Modern Day Slavery: the Kafala System in Lebanon

Modern Day Slavery: the Kafala System in Lebanon

. 7 min read

Two hundred and fifty thousand workers under the Kafala system in Lebanon are currently struggling to survive in an exploitative system. Conflicts within the country due to an economic recession and corruption add to the challenges these workers face.

What is the Kafala System?

The Kafala System is an oppressive system that controls unskilled migrant workers in the Arab states, most of them being women from Africa and South Asia. The system requires each worker to be sponsored by a citizen of the host country. That employer, also known as a kafeel, is responsible for the worker’s legal status and visa. When the worker’s term finalizes, the employer can either renew it or terminate the worker’s status, which requires that the worker be immediately deported.
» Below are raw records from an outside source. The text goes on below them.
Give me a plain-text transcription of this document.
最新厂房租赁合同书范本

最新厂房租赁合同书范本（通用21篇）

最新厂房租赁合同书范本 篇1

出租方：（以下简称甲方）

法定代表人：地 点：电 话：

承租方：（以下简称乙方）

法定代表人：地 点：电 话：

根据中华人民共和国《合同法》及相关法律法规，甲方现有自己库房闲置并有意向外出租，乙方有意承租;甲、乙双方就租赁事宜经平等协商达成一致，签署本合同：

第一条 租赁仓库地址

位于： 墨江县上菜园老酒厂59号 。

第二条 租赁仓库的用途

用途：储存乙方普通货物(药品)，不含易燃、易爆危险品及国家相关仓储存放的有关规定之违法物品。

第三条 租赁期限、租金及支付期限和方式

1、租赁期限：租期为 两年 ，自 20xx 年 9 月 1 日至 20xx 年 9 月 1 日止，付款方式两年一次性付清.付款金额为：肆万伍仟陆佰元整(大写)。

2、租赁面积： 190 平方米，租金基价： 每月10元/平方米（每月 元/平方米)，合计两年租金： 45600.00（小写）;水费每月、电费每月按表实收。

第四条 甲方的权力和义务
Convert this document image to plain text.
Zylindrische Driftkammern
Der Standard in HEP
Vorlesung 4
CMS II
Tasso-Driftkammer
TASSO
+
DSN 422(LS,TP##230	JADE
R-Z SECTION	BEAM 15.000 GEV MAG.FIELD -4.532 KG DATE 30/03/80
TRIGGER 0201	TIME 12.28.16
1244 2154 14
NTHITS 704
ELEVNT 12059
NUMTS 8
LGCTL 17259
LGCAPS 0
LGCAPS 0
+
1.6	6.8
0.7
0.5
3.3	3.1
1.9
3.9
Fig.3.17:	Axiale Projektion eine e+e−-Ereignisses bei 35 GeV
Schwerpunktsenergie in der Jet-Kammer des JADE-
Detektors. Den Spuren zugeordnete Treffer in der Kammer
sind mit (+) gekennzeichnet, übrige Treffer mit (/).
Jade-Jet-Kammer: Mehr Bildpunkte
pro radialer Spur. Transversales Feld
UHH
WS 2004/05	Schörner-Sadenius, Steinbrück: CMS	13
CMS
Under this oppressive system, workers are excluded from Lebanese labor laws regulating minimum wage, maximum working hours, vacation, and overtime.
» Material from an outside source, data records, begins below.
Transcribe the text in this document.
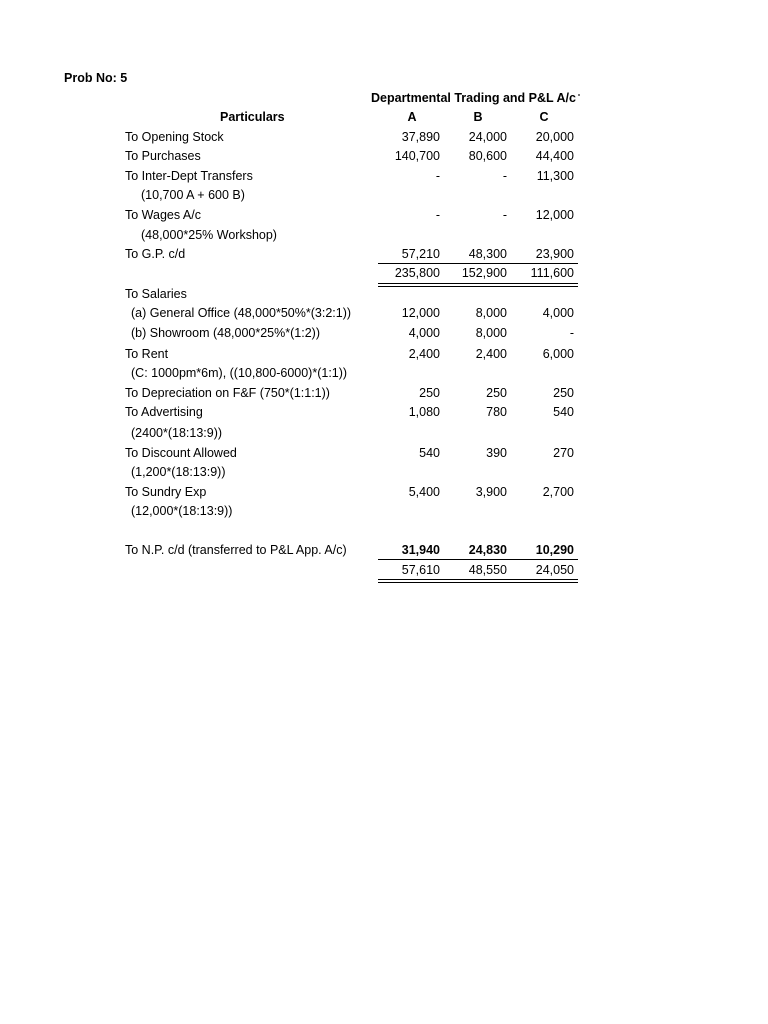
Prob No: 5
Departmental Trading and P&L A/c
Particulars	A	B	C
To Opening Stock	37,890	24,000	20,000
To Purchases	140,700	80,600	44,400
To Inter-Dept Transfers	-	-	11,300
(10,700 A + 600 B)
To Wages A/c	-	-	12,000
(48,000*25% Workshop)
To G.P. c/d	57,210	48,300	23,900
235,800	152,900	111,600
To Salaries
(a) General Office (48,000*50%*(3:2:1))	12,000	8,000	4,000
(b) Showroom (48,000*25%*(1:2))	4,000	8,000	-
To Rent	2,400	2,400	6,000
(C: 1000pm*6m), ((10,800-6000)*(1:1))
To Depreciation on F&F (750*(1:1:1))	250	250	250
To Advertising	1,080	780	540
(2400*(18:13:9))
To Discount Allowed	540	390	270
(1,200*(18:13:9))
To Sundry Exp	5,400	3,900	2,700
(12,000*(18:13:9))
To N.P. c/d (transferred to P&L App. A/c)	31,940	24,830	10,290
57,610	48,550	24,050
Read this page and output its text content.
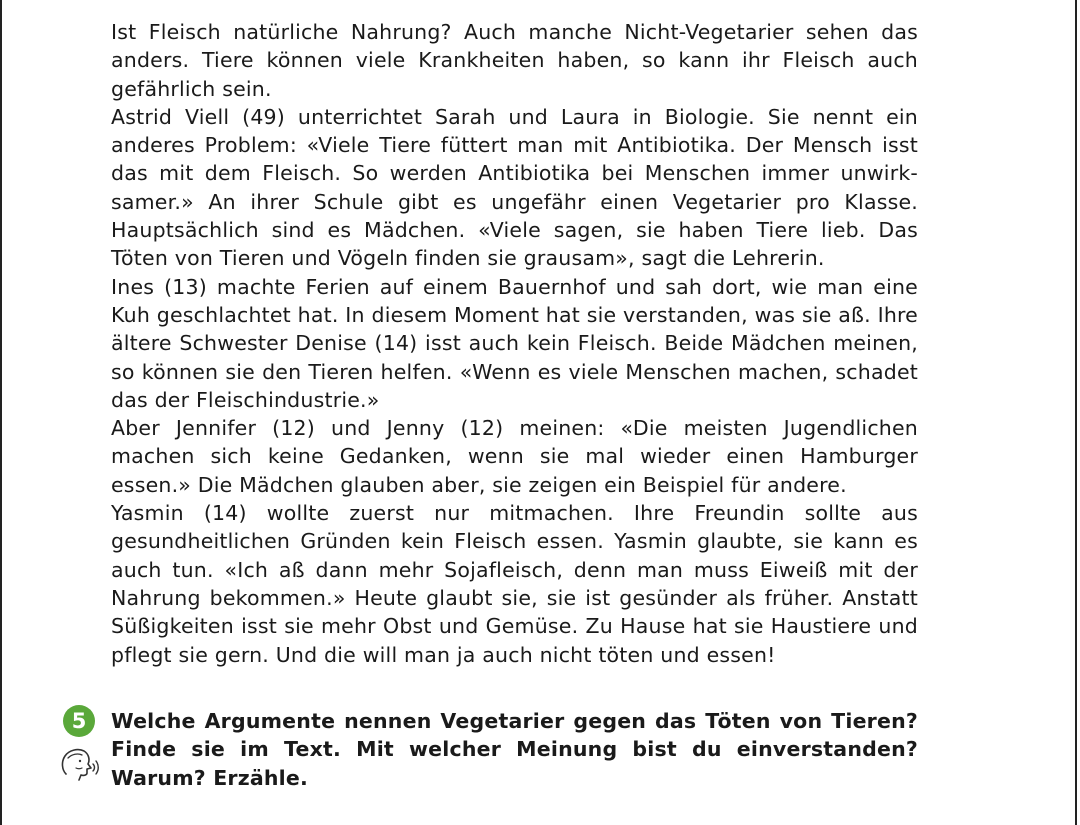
Ist Fleisch natürliche Nahrung? Auch manche Nicht-Vegetarier sehen das anders. Tiere können viele Krankheiten haben, so kann ihr Fleisch auch gefährlich sein.

Astrid Viell (49) unterrichtet Sarah und Laura in Biologie. Sie nennt ein anderes Problem: «Viele Tiere füttert man mit Antibiotika. Der Mensch isst das mit dem Fleisch. So werden Antibiotika bei Menschen immer unwirk-samer.» An ihrer Schule gibt es ungefähr einen Vegetarier pro Klasse. Hauptsächlich sind es Mädchen. «Viele sagen, sie haben Tiere lieb. Das Töten von Tieren und Vögeln finden sie grausam», sagt die Lehrerin.

Ines (13) machte Ferien auf einem Bauernhof und sah dort, wie man eine Kuh geschlachtet hat. In diesem Moment hat sie verstanden, was sie aß. Ihre ältere Schwester Denise (14) isst auch kein Fleisch. Beide Mädchen meinen, so können sie den Tieren helfen. «Wenn es viele Menschen machen, schadet das der Fleischindustrie.»

Aber Jennifer (12) und Jenny (12) meinen: «Die meisten Jugendlichen machen sich keine Gedanken, wenn sie mal wieder einen Hamburger essen.» Die Mädchen glauben aber, sie zeigen ein Beispiel für andere.

Yasmin (14) wollte zuerst nur mitmachen. Ihre Freundin sollte aus gesundheitlichen Gründen kein Fleisch essen. Yasmin glaubte, sie kann es auch tun. «Ich aß dann mehr Sojafleisch, denn man muss Eiweiß mit der Nahrung bekommen.» Heute glaubt sie, sie ist gesünder als früher. Anstatt Süßigkeiten isst sie mehr Obst und Gemüse. Zu Hause hat sie Haustiere und pflegt sie gern. Und die will man ja auch nicht töten und essen!

5	Welche Argumente nennen Vegetarier gegen das Töten von Tieren? Finde sie im Text. Mit welcher Meinung bist du einverstanden? Warum? Erzähle.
In essence, the Kafala System creates a power dynamic, enabling employers to have complete control over their employees. The workers are not protected by law against basic labor abuses and they are subject to deportation if they speak out about their conditions. If beaten, raped, or starved, the workers have nowhere to go. In practice, they either risk getting deported if they report their conditions to the police or they are ignored. A worker also cannot move without their employer’s consent: they are often forced to stay at home through financial limitations, emotional abuse, or physical abuse. Additionally, workers have no say in transactions between one employer and another. The employees are treated as objects, expected to do their work with disregard for their personal conditions. They have no safety barriers and, as a result, are subject to multiple human rights abuses.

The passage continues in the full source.